X is available. X is portable.  X is free (via FTP) or rather inexpensive
(when ordering a tape from MIT or ISC, et al.).   Many vendors have 
released their own implementations of X (for example, Hewlett-Packard and
DEC), so if I don't like MIT's version, I can go somewhere else.

Sun has even merged their proprietary windowing system (NeWS) with X11
(called OpenWindows), so you can get the best--and the worst--of both
systems.

Don't get me wrong, X has many faults.  But so far, the advantages
far outweigh the faults. In particular, I don't like a lot of the
complexity nor the size of X (and X applications), but I respect
software that can provide solutions on many, many different platforms.
And, when I need a solution to be able to run on an HP, a Sun, a 
Data General, et al., I see X as the only choice available today.

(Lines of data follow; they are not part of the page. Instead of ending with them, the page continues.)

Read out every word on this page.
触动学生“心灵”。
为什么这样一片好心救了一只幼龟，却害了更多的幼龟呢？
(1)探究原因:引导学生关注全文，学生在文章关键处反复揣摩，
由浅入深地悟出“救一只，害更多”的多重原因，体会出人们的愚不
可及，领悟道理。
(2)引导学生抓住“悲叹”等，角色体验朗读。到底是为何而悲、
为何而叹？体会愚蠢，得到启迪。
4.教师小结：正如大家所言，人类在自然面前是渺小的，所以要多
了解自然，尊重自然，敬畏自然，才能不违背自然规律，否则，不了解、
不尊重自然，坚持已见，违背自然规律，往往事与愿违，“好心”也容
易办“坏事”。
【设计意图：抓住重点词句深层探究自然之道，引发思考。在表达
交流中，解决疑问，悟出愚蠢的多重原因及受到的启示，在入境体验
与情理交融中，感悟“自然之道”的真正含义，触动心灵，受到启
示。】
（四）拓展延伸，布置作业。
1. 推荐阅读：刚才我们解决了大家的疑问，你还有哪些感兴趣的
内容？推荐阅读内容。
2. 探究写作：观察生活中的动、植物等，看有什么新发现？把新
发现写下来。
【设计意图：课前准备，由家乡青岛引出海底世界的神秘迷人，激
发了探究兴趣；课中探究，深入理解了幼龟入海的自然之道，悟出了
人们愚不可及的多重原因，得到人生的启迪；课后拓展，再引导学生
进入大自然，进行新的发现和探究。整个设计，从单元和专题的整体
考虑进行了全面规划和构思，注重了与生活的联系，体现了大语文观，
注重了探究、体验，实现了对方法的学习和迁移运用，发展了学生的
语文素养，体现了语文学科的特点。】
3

Others will have similiar reasons for wanting to run MS-DOS software
(remember there are millions and millions of those buggers, however
braindead they may be), or an inexpensive means of software distribution
(hence the cry for floppies on the NeXT).  If you use the NeXT, 
a cheap software distribution mechanism is good.  You should want a lot
of people to buy the NeXT (lowering costs with volume) and a lot
of companies to produce software for the NeXT.


In summary then, many people need (or perceive a need for) many
different tools.  Just because the NeXT offers some tools, it does
not mean that those tools are the only appropriate tools for all
users of computers (or all users of the NeXT).

Remember, if the NeXT is to be successful, you want these other
tools to be ported to the NeXT (if people are using these tools on the
NeXT, remmember they are using--and buying--the NeXT).

Have fun,
-Eric





-- 
Eric F. Johnson, Boulware Technologies, Inc. 
415 W. Travelers Trail, Burnsville, MN 55337 USA.  Phone: +1 612-894-0313.